Installed sierra this morning and couldn't believe that I had about 60gb free space after the installation - before it was about 30gb free. MacBook Air 2012 128GB.

I first thought maybe this has do to with the cloud outsourcing of languages, fonts etc.

I didn't go for the cloud optimization if disk space gets cramped.

Under "about this mac" where you can see your drives, it shows a block as "erasable" (actually don't know what it says in english, I'm from Germany) which is about 25GB. "Löschbar" in german.

Going to disk utility there is also an erasable-block and underneath it says free space only 35GB.

What i want to point out is that the free disk space of my macintosh hd on my desktop is not the actual free disk space which I find very annoying.
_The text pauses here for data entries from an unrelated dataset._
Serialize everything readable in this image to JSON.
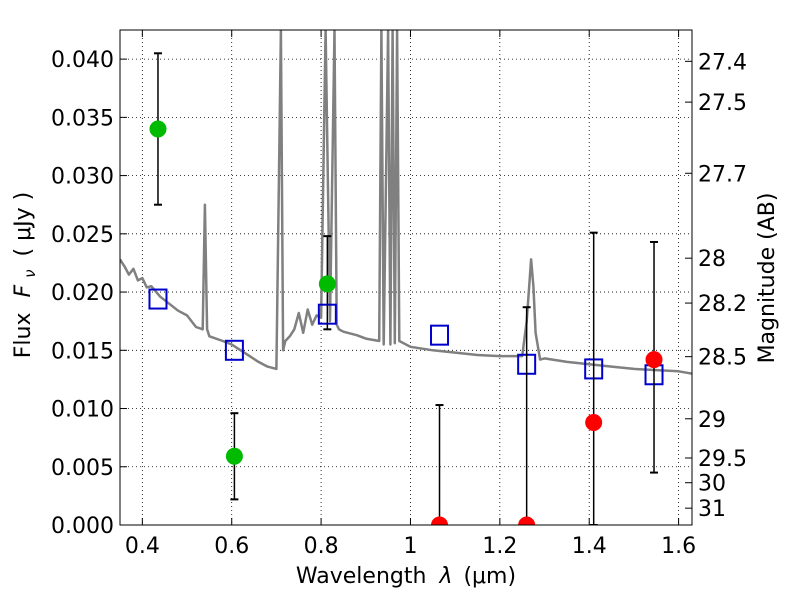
{
  "chart_data": {
    "type": "scatter",
    "xlabel_text": "Wavelength",
    "xlabel_math": "λ",
    "xlabel_unit": "(μm)",
    "ylabel_text": "Flux",
    "ylabel_math": "F",
    "ylabel_sub": "ν",
    "ylabel_unit": "( μJy )",
    "y2label": "Magnitude (AB)",
    "xlim": [
      0.35,
      1.63
    ],
    "ylim": [
      0.0,
      0.0425
    ],
    "x_ticks": [
      0.4,
      0.6,
      0.8,
      1.0,
      1.2,
      1.4,
      1.6
    ],
    "x_tick_labels": [
      "0.4",
      "0.6",
      "0.8",
      "1",
      "1.2",
      "1.4",
      "1.6"
    ],
    "y_ticks": [
      0.0,
      0.005,
      0.01,
      0.015,
      0.02,
      0.025,
      0.03,
      0.035,
      0.04
    ],
    "y_tick_labels": [
      "0.000",
      "0.005",
      "0.010",
      "0.015",
      "0.020",
      "0.025",
      "0.030",
      "0.035",
      "0.040"
    ],
    "magnitude_ticks": [
      "27.4",
      "27.5",
      "27.7",
      "28",
      "28.2",
      "28.5",
      "29",
      "29.5",
      "30",
      "31"
    ],
    "grid": true,
    "model_spectrum": {
      "color": "#808080",
      "x": [
        0.35,
        0.36,
        0.37,
        0.38,
        0.39,
        0.4,
        0.41,
        0.42,
        0.44,
        0.46,
        0.48,
        0.5,
        0.52,
        0.535,
        0.54,
        0.545,
        0.55,
        0.58,
        0.6,
        0.62,
        0.64,
        0.66,
        0.68,
        0.7,
        0.71,
        0.715,
        0.72,
        0.73,
        0.74,
        0.75,
        0.76,
        0.77,
        0.78,
        0.79,
        0.8,
        0.81,
        0.82,
        0.83,
        0.835,
        0.84,
        0.85,
        0.88,
        0.9,
        0.93,
        0.935,
        0.94,
        0.95,
        0.955,
        0.96,
        0.965,
        0.97,
        0.975,
        0.98,
        1.0,
        1.05,
        1.1,
        1.15,
        1.2,
        1.25,
        1.26,
        1.27,
        1.275,
        1.28,
        1.29,
        1.3,
        1.35,
        1.4,
        1.45,
        1.5,
        1.55,
        1.6,
        1.63
      ],
      "y": [
        0.0228,
        0.0222,
        0.0215,
        0.022,
        0.021,
        0.0212,
        0.0204,
        0.0205,
        0.0196,
        0.019,
        0.0184,
        0.018,
        0.017,
        0.0168,
        0.0275,
        0.0168,
        0.0162,
        0.0158,
        0.0155,
        0.015,
        0.0145,
        0.014,
        0.0136,
        0.0134,
        0.0425,
        0.015,
        0.0158,
        0.0162,
        0.0168,
        0.0182,
        0.0165,
        0.0185,
        0.0172,
        0.018,
        0.0178,
        0.0425,
        0.0175,
        0.0425,
        0.0172,
        0.0168,
        0.0166,
        0.0163,
        0.016,
        0.0158,
        0.0425,
        0.0155,
        0.0425,
        0.0155,
        0.0425,
        0.0156,
        0.0425,
        0.0158,
        0.0157,
        0.0153,
        0.015,
        0.0148,
        0.0146,
        0.0145,
        0.0145,
        0.0175,
        0.0228,
        0.0205,
        0.0165,
        0.0142,
        0.0143,
        0.014,
        0.0138,
        0.0136,
        0.0134,
        0.0133,
        0.0132,
        0.013
      ]
    },
    "synthetic_photometry": {
      "color": "#0000cc",
      "x": [
        0.435,
        0.606,
        0.814,
        1.065,
        1.26,
        1.41,
        1.545
      ],
      "y": [
        0.0194,
        0.015,
        0.0181,
        0.0163,
        0.0138,
        0.0134,
        0.0129
      ]
    },
    "observed_green": {
      "color": "#00bb00",
      "x": [
        0.435,
        0.606,
        0.814
      ],
      "y": [
        0.034,
        0.0059,
        0.0207
      ],
      "err_low": [
        0.0275,
        0.0022,
        0.0168
      ],
      "err_high": [
        0.0405,
        0.0096,
        0.0248
      ]
    },
    "observed_red": {
      "color": "#ff0000",
      "x": [
        1.065,
        1.26,
        1.41,
        1.545
      ],
      "y": [
        0.0,
        0.0,
        0.0088,
        0.0142
      ],
      "err_low": [
        0.0,
        0.0,
        0.0,
        0.0045
      ],
      "err_high": [
        0.0103,
        0.0187,
        0.0251,
        0.0243
      ]
    }
  }
}
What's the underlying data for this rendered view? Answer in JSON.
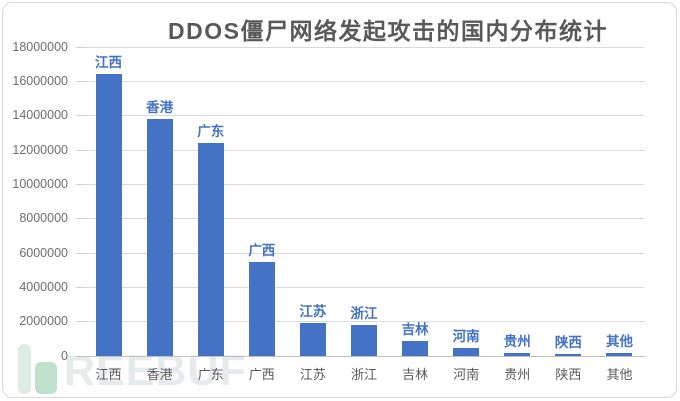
{
  "chart_data": {
    "type": "bar",
    "title": "DDOS僵尸网络发起攻击的国内分布统计",
    "categories": [
      "江西",
      "香港",
      "广东",
      "广西",
      "江苏",
      "浙江",
      "吉林",
      "河南",
      "贵州",
      "陕西",
      "其他"
    ],
    "values": [
      16400000,
      13800000,
      12400000,
      5500000,
      1900000,
      1800000,
      900000,
      450000,
      150000,
      100000,
      150000
    ],
    "bar_top_labels": [
      "江西",
      "香港",
      "广东",
      "广西",
      "江苏",
      "浙江",
      "吉林",
      "河南",
      "贵州",
      "陕西",
      "其他"
    ],
    "xlabel": "",
    "ylabel": "",
    "ylim": [
      0,
      18000000
    ],
    "ytick_step": 2000000,
    "yticklabels": [
      "0",
      "2000000",
      "4000000",
      "6000000",
      "8000000",
      "10000000",
      "12000000",
      "14000000",
      "16000000",
      "18000000"
    ],
    "grid": true,
    "legend": "none"
  },
  "style": {
    "bar_color": "#4472C4",
    "bar_top_label_color": "#4472C4",
    "title_color": "#595959",
    "axis_text_color": "#6e6e6e",
    "gridline_color": "#D9D9D9",
    "axis_line_color": "#BFBFBF",
    "chart_border_color": "#D9D9D9",
    "watermark_green_light": "#DCEEE2",
    "watermark_green_dark": "#BFE0CB"
  },
  "watermark": {
    "logo": "freebuf-f-logo",
    "text": "REEBUF"
  }
}
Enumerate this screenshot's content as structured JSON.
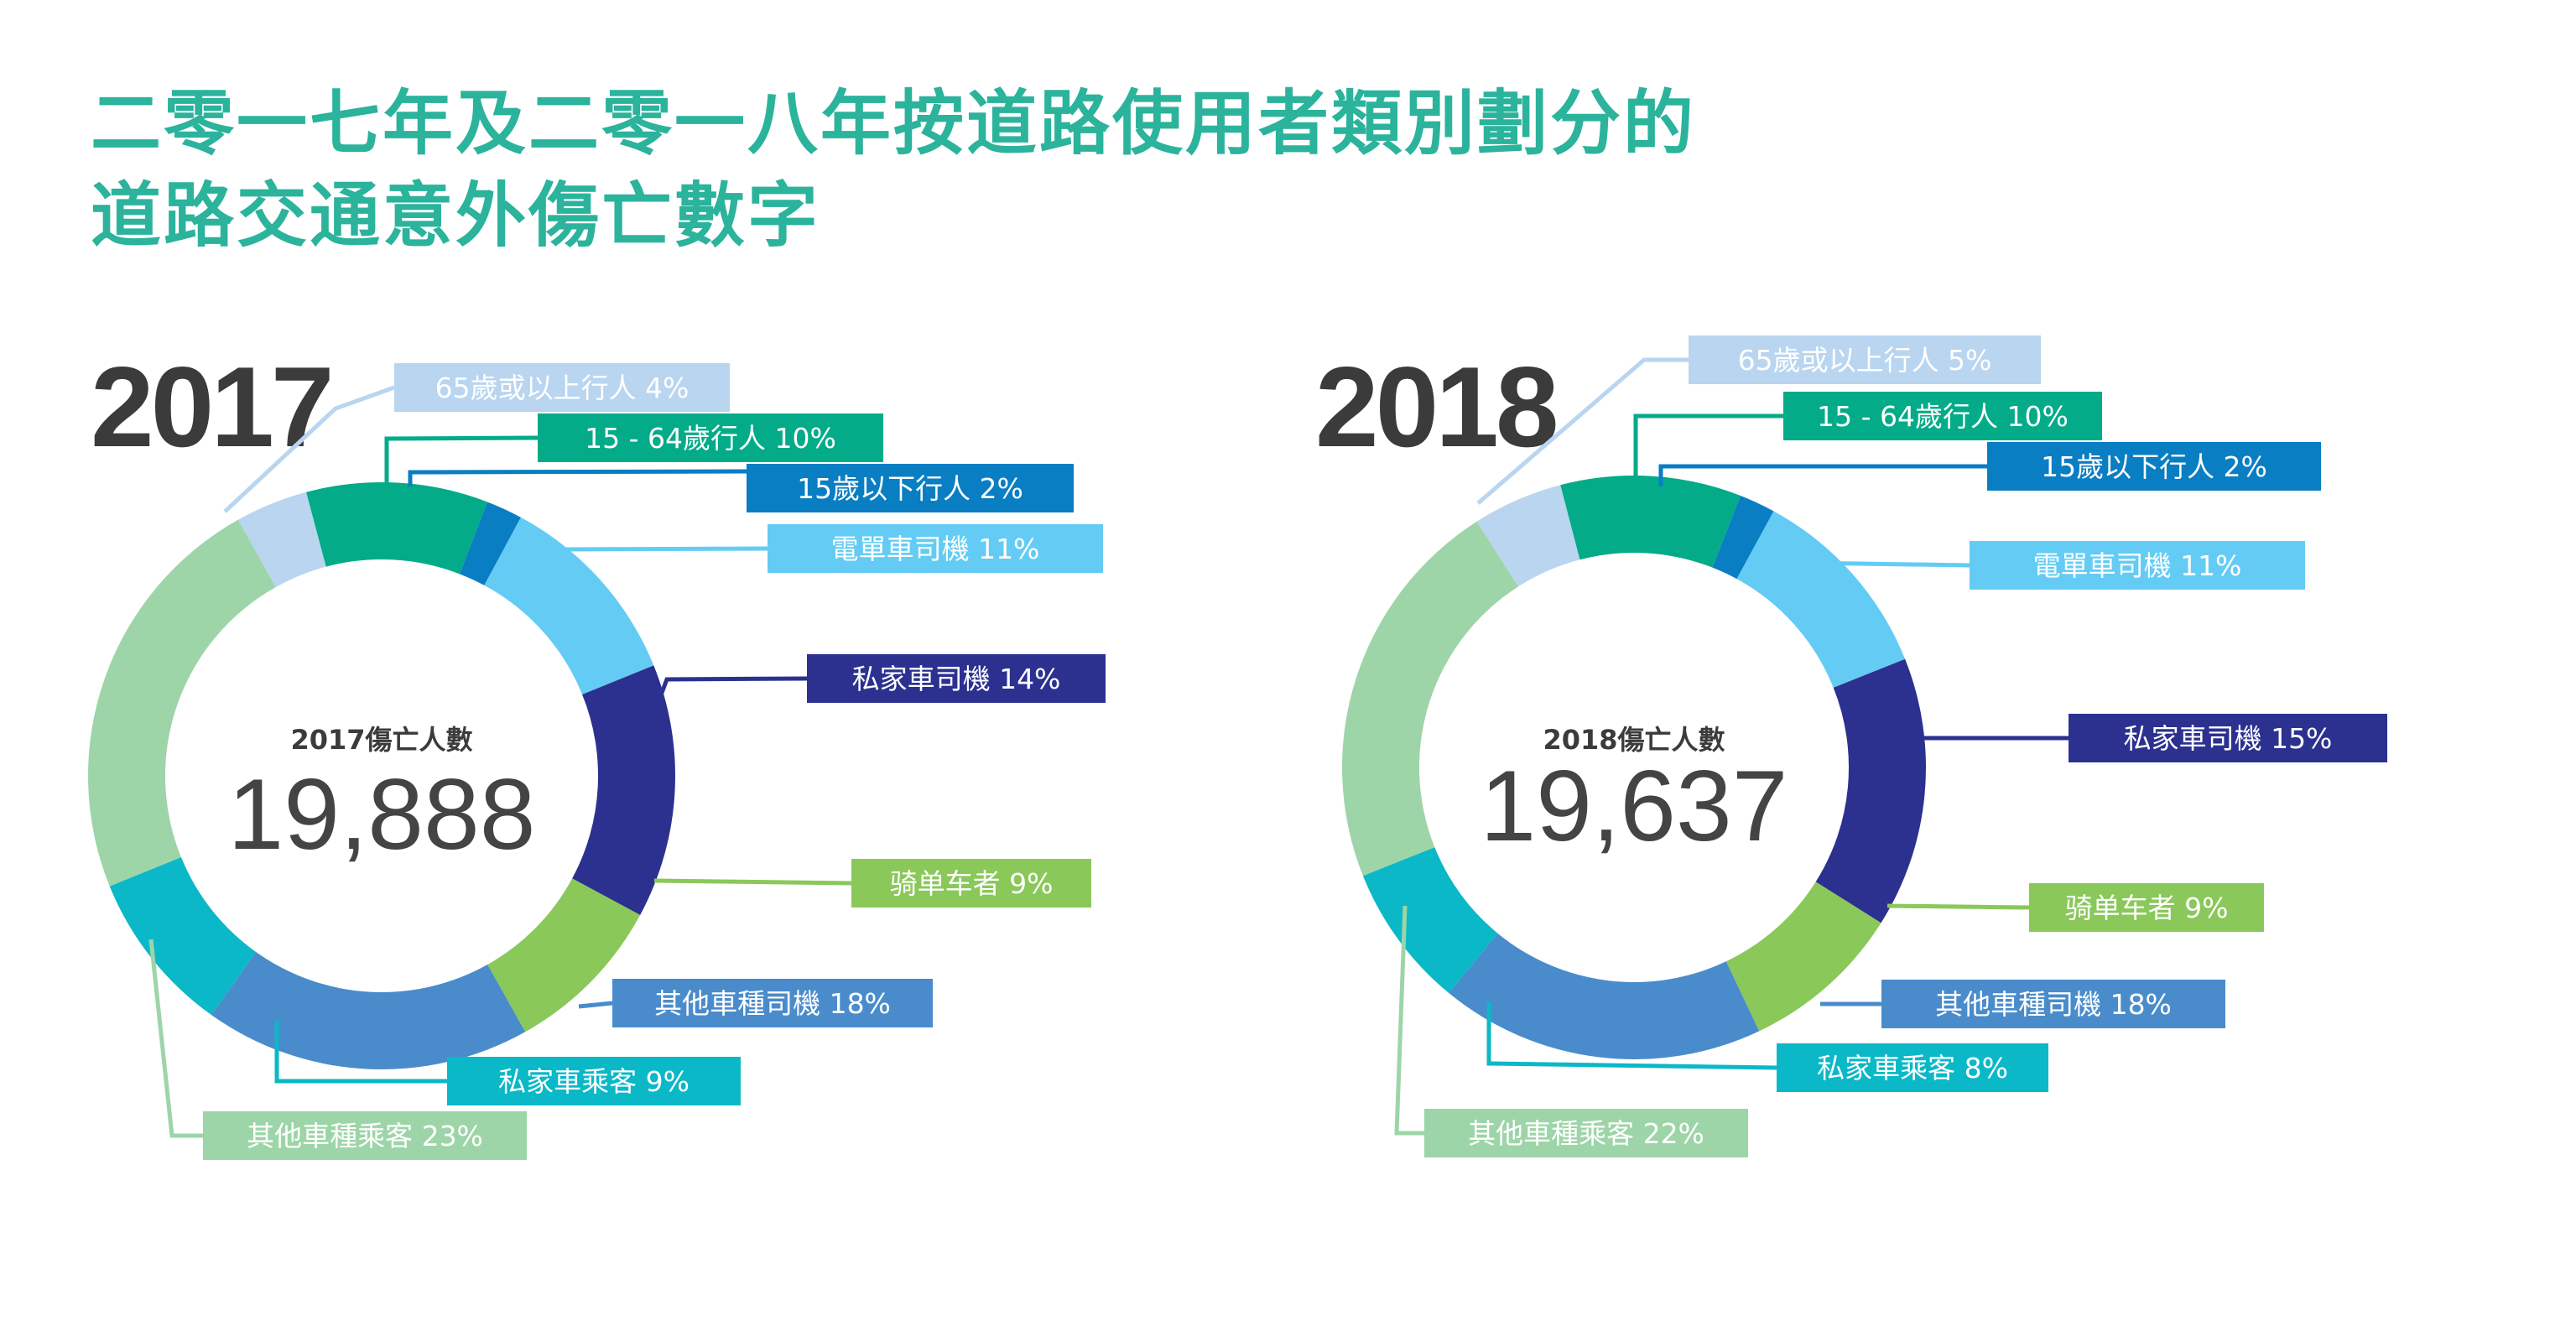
{
  "title": {
    "line1": "二零一七年及二零一八年按道路使用者類別劃分的",
    "line2": "道路交通意外傷亡數字"
  },
  "colors": {
    "title": "#2bb39c",
    "pedestrian_65_plus": "#b9d5f0",
    "pedestrian_15_64": "#04ab88",
    "pedestrian_under_15": "#0a7ec3",
    "motorcycle_driver": "#64ccf4",
    "private_car_driver": "#2c3190",
    "cyclist": "#8ac85a",
    "other_vehicle_driver": "#4a8ccb",
    "private_car_passenger": "#0bb8c7",
    "other_vehicle_passenger": "#9dd5a8"
  },
  "chart_data": [
    {
      "type": "pie",
      "year": "2017",
      "center_title": "2017傷亡人數",
      "total": "19,888",
      "slices": [
        {
          "key": "pedestrian_65_plus",
          "label": "65歲或以上行人 4%",
          "value": 4
        },
        {
          "key": "pedestrian_15_64",
          "label": "15 - 64歲行人 10%",
          "value": 10
        },
        {
          "key": "pedestrian_under_15",
          "label": "15歲以下行人 2%",
          "value": 2
        },
        {
          "key": "motorcycle_driver",
          "label": "電單車司機 11%",
          "value": 11
        },
        {
          "key": "private_car_driver",
          "label": "私家車司機 14%",
          "value": 14
        },
        {
          "key": "cyclist",
          "label": "骑单车者 9%",
          "value": 9
        },
        {
          "key": "other_vehicle_driver",
          "label": "其他車種司機 18%",
          "value": 18
        },
        {
          "key": "private_car_passenger",
          "label": "私家車乘客 9%",
          "value": 9
        },
        {
          "key": "other_vehicle_passenger",
          "label": "其他車種乘客 23%",
          "value": 23
        }
      ]
    },
    {
      "type": "pie",
      "year": "2018",
      "center_title": "2018傷亡人數",
      "total": "19,637",
      "slices": [
        {
          "key": "pedestrian_65_plus",
          "label": "65歲或以上行人 5%",
          "value": 5
        },
        {
          "key": "pedestrian_15_64",
          "label": "15 - 64歲行人 10%",
          "value": 10
        },
        {
          "key": "pedestrian_under_15",
          "label": "15歲以下行人 2%",
          "value": 2
        },
        {
          "key": "motorcycle_driver",
          "label": "電單車司機 11%",
          "value": 11
        },
        {
          "key": "private_car_driver",
          "label": "私家車司機 15%",
          "value": 15
        },
        {
          "key": "cyclist",
          "label": "骑单车者 9%",
          "value": 9
        },
        {
          "key": "other_vehicle_driver",
          "label": "其他車種司機 18%",
          "value": 18
        },
        {
          "key": "private_car_passenger",
          "label": "私家車乘客 8%",
          "value": 8
        },
        {
          "key": "other_vehicle_passenger",
          "label": "其他車種乘客 22%",
          "value": 22
        }
      ]
    }
  ]
}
I don't want to outsource everything to iCloud and get rid off my data redundancy.

Check out the screenshot.
d44e681567ab77c91390d80747cb8f8d.jpg


What do you think about this? Am I missing something?

Total BS!
 

iubhounds

macrumors regular
Nov 29, 2010
169
9
I have a MacBook Air 2015 128GB and updated to Sierra two night ago. I did not see any changes in the amount of hard drive I had available. Out of curiosity I did check that right before the upgrade. My free amount of iCloud Storage was the same +/- a few Mb.
 

koerk

macrumors regular
Original poster
Dec 14, 2013
134
19
I have a MacBook Air 2015 128GB and updated to Sierra two night ago. I did not see any changes in the amount of hard drive I had available. Out of curiosity I did check that right before the upgrade. My free amount of iCloud Storage was the same +/- a few Mb.
Interesting... but the free amount of iCloud storage didn't change on my mac either - that's not the problem.
 

Rok73

macrumors 65816
Apr 21, 2015
1,161
518
Planet Earth
"Löschbar" is called purgeable in English in that case. I think the purgeable storage space will be freed up in case you fall short of overall storage, meaning macOS will only delete those files if this occurs. Could be photos which are stored locally and are saved in iCloud in original resolution as well, cache files, log files etc.
 

koerk

macrumors regular
Original poster
Dec 14, 2013
134
19
"Löschbar" is called purgeable in English in that case. I think the purgeable storage space will be freed up in case you fall short of overall storage, meaning macOS will only delete those files if this occurs. Could be photos which are stored locally and are saved in iCloud in original resolution as well, cache files, log files etc.
Okay that starts to make sense, my iCloud Photo Library on disk is about 27GB and I have optimized storage turned on. So it could in case of low storage shrink the library resulting in the gain of storage it is showing me now.